Vaccines for children are so important that we have in place public policies that ensure that children covered by public insurance programs and children without any health insurance at all will still receive their immunizations. Our public policies also presume that vaccines will be provided on a private basis for privately insured children. The response of the private insurers confirms that this latter assumption is not valid, especially considering that the cost to fully vaccinate a child in the public sector is $1170.

There is a fundamental difference between public insurance and private insurance.

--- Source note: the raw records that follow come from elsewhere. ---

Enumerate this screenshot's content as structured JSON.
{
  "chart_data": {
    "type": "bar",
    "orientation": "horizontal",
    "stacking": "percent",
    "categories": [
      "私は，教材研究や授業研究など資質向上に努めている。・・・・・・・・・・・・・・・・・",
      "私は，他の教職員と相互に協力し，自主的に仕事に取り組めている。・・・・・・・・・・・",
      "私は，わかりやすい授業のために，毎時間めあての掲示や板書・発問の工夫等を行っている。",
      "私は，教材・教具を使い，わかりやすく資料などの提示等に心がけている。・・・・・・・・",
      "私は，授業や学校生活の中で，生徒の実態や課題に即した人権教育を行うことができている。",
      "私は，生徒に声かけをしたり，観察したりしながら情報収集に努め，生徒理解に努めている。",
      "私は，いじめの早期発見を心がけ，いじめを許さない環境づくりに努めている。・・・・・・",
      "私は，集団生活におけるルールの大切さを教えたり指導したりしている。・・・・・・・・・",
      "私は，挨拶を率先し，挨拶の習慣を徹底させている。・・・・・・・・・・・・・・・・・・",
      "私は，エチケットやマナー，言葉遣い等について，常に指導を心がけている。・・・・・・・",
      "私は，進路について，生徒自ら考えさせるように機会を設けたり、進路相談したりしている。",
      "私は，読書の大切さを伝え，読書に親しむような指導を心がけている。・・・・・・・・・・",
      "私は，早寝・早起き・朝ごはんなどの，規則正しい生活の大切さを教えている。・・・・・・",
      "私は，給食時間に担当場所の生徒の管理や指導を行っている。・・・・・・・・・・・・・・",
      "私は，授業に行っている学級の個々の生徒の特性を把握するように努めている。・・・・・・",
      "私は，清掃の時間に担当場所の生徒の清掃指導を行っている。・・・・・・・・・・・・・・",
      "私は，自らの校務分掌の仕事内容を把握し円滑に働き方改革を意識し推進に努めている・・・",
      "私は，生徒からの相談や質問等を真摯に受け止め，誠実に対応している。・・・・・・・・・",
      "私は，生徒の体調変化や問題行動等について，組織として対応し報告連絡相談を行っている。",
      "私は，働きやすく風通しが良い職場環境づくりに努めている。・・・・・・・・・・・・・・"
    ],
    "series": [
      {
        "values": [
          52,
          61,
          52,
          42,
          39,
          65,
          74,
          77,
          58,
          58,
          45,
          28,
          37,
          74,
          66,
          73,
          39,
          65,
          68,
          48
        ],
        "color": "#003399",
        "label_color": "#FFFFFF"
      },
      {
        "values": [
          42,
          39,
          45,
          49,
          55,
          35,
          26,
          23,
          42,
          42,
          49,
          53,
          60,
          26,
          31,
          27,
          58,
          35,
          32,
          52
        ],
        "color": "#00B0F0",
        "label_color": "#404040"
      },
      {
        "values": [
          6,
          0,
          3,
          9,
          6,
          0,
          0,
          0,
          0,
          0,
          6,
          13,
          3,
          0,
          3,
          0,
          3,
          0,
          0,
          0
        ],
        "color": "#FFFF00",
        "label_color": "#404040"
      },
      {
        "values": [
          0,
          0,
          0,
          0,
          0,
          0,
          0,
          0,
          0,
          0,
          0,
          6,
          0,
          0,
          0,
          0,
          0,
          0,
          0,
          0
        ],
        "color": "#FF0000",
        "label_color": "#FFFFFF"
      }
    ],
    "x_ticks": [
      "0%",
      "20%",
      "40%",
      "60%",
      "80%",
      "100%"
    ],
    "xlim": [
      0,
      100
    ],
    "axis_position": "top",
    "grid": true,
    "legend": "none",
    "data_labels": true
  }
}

Public insurance is founded on policies that help to ensure that people receive the health care that they need, when they need it. That includes vaccines for children. Private insurance is founded on policies that ensure success in a competitive marketplace that trades off lower insurance premiums for limiting access to care that people need. That includes limiting affordable access to childhood vaccines.

Leaving policy decisions under the control of the private stewards of a competitive market of underinsurance will result in adverse outcomes such as the preventable deaths of untold numbers of children for lack of vaccines. Isn’t it time for us to dismiss the private stewards and hire our own public stewards who really do care about the health of our children, and the health of the rest of us?